Pero partiendo de premisas endebles y delicuescentes el resultado es un balbuceo sin fuelle que repite una y otra vez que todo depende, conforme y según, y que todas las opiniones son igualmente respetables, consideraciones que debería desechar por principio un trabajo de estas características. Aunque tal vez sin proponérselo, y con el generoso metraje que el documental dedica a la figura de Carles Puigdemont, queda demostrado para el mundo entero las devastadoras consecuencias que conlleva el permanente sometimiento a la tramuntana y a una educación rural de raigambre carlista.
Por lo demás, y saltándonos al pelotón de los dolientes equidistantes y pensamiento blandiblú (Carles Francino, Gemma Nierga, Iñaki Gabilondo y un largo etcétera de periodistas, ensayistas, politólogos y demás vividores de la cosa), al inefable John Carlin demostrando que los ingleses todavía se pasean por España con la inquisitiva Biblia de Borrow remachada en el cerebro y a espontáneos tan delirantes como Jorge Moragas o Vicent Partal, la tesis de la narración no se desvía un milímetro de los confortables postulados de la progresía totalizadora y de la indigencia intelectual podemita: la culpa de todo desde el Diluvio universal la tiene Mariano Rajoy.

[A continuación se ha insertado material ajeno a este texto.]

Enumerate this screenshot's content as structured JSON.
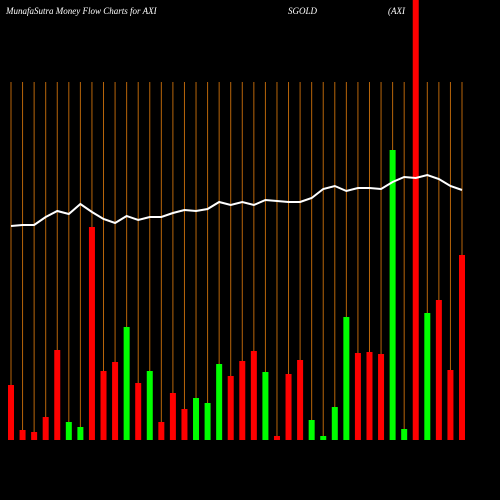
{
  "chart_data": {
    "type": "bar",
    "title": "MunafaSutra  Money Flow  Charts for AXI",
    "subtitle": "SGOLD",
    "annotation": "(AXI",
    "categories": [
      null,
      null,
      null,
      null,
      null,
      null,
      null,
      null,
      null,
      null,
      null,
      null,
      null,
      null,
      null,
      null,
      null,
      null,
      null,
      null,
      null,
      null,
      null,
      null,
      null,
      null,
      null,
      null,
      null,
      null,
      null,
      null,
      null,
      null,
      null,
      null,
      null,
      null,
      null,
      null
    ],
    "values": [
      55,
      10,
      8,
      23,
      90,
      18,
      13,
      213,
      69,
      78,
      113,
      57,
      69,
      18,
      47,
      31,
      42,
      37,
      76,
      64,
      79,
      89,
      68,
      4,
      66,
      80,
      20,
      4,
      33,
      123,
      87,
      88,
      86,
      290,
      11,
      440,
      127,
      140,
      70,
      185
    ],
    "colors": [
      "#ff0000",
      "#ff0000",
      "#ff0000",
      "#ff0000",
      "#ff0000",
      "#00ff00",
      "#00ff00",
      "#ff0000",
      "#ff0000",
      "#ff0000",
      "#00ff00",
      "#ff0000",
      "#00ff00",
      "#ff0000",
      "#ff0000",
      "#ff0000",
      "#00ff00",
      "#00ff00",
      "#00ff00",
      "#ff0000",
      "#ff0000",
      "#ff0000",
      "#00ff00",
      "#ff0000",
      "#ff0000",
      "#ff0000",
      "#00ff00",
      "#00ff00",
      "#00ff00",
      "#00ff00",
      "#ff0000",
      "#ff0000",
      "#ff0000",
      "#00ff00",
      "#00ff00",
      "#ff0000",
      "#00ff00",
      "#ff0000",
      "#ff0000",
      "#ff0000"
    ],
    "line": {
      "color": "#ffffff",
      "values": [
        214,
        215,
        215,
        223,
        229,
        226,
        236,
        228,
        221,
        217,
        224,
        220,
        223,
        223,
        227,
        230,
        229,
        231,
        238,
        235,
        238,
        235,
        240,
        239,
        238,
        238,
        242,
        251,
        254,
        249,
        252,
        252,
        251,
        258,
        263,
        262,
        265,
        261,
        254,
        250
      ]
    },
    "grid_color": "#b8650a",
    "ylim": [
      0,
      440
    ]
  }
}
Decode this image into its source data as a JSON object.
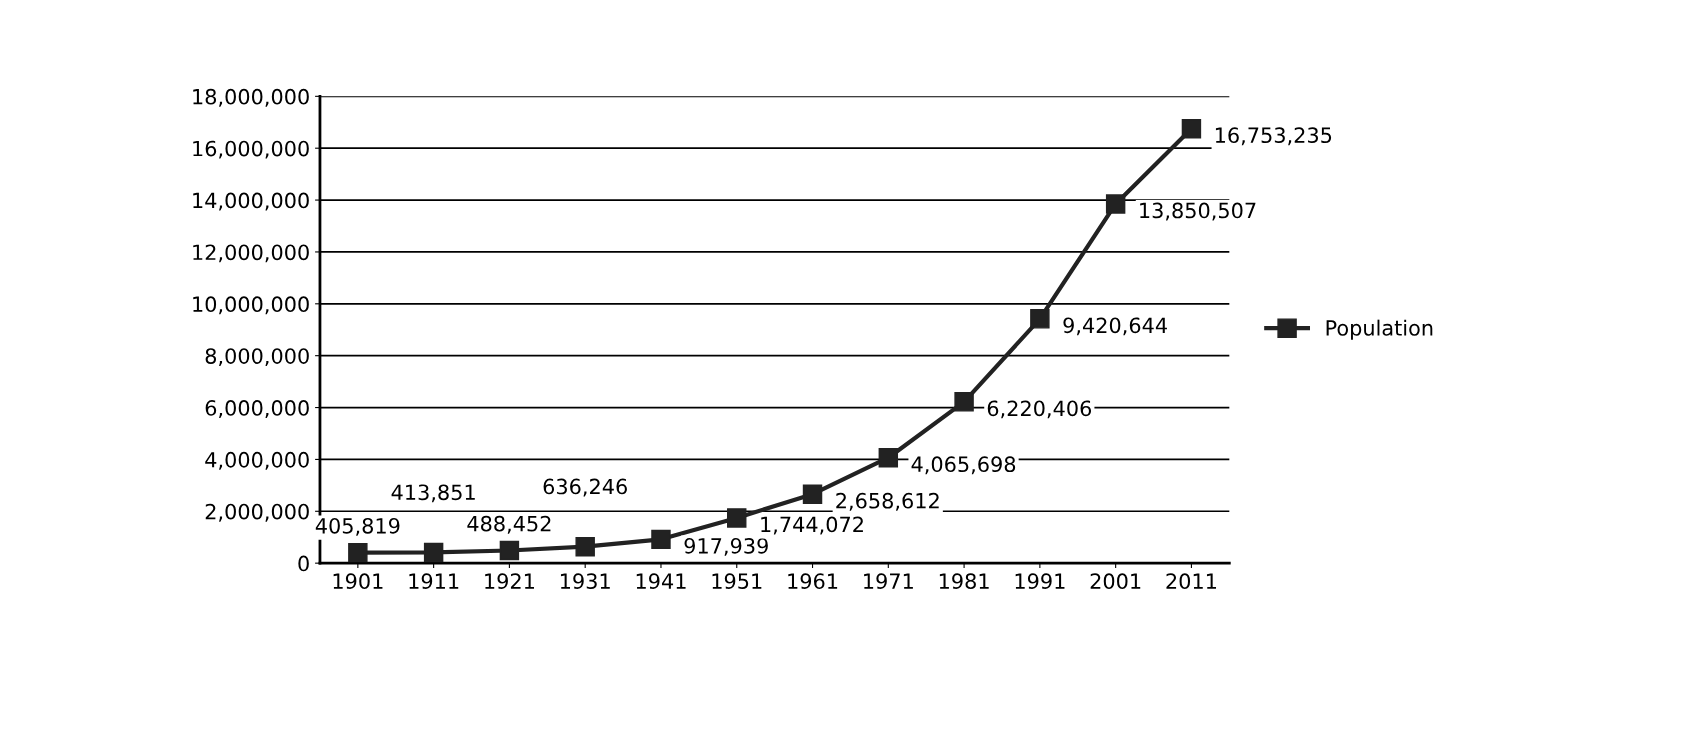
{
  "chart_data": {
    "type": "line",
    "categories": [
      "1901",
      "1911",
      "1921",
      "1931",
      "1941",
      "1951",
      "1961",
      "1971",
      "1981",
      "1991",
      "2001",
      "2011"
    ],
    "series": [
      {
        "name": "Population",
        "color": "#222222",
        "values": [
          405819,
          413851,
          488452,
          636246,
          917939,
          1744072,
          2658612,
          4065698,
          6220406,
          9420644,
          13850507,
          16753235
        ],
        "value_labels": [
          "405,819",
          "413,851",
          "488,452",
          "636,246",
          "917,939",
          "1,744,072",
          "2,658,612",
          "4,065,698",
          "6,220,406",
          "9,420,644",
          "13,850,507",
          "16,753,235"
        ]
      }
    ],
    "ylim": [
      0,
      18000000
    ],
    "yticks": [
      {
        "value": 0,
        "label": "0"
      },
      {
        "value": 2000000,
        "label": "2,000,000"
      },
      {
        "value": 4000000,
        "label": "4,000,000"
      },
      {
        "value": 6000000,
        "label": "6,000,000"
      },
      {
        "value": 8000000,
        "label": "8,000,000"
      },
      {
        "value": 10000000,
        "label": "10,000,000"
      },
      {
        "value": 12000000,
        "label": "12,000,000"
      },
      {
        "value": 14000000,
        "label": "14,000,000"
      },
      {
        "value": 16000000,
        "label": "16,000,000"
      },
      {
        "value": 18000000,
        "label": "18,000,000"
      }
    ],
    "grid": "y",
    "legend": "right",
    "marker": "square",
    "line_style": "solid"
  }
}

Admitiendo la parte de culpa que Rajoy acumula (nefasta estrategia de comunicación, inmovilismo táctico, complejos en el despliegue de sus competencias, falta de contundencia y la promesa incumplida de que la votación no se llevaría a cabo) resulta asombroso que el relato de los hechos obvie por completo la corrupción convergente y la asquerosa decisión de Artur Mas de tapar sus pestilentes boñigas y las del líder supremo Pujol bajo un manto de señeras aborregadas como las causas principales de la triste y ridícula situación que vive Cataluña.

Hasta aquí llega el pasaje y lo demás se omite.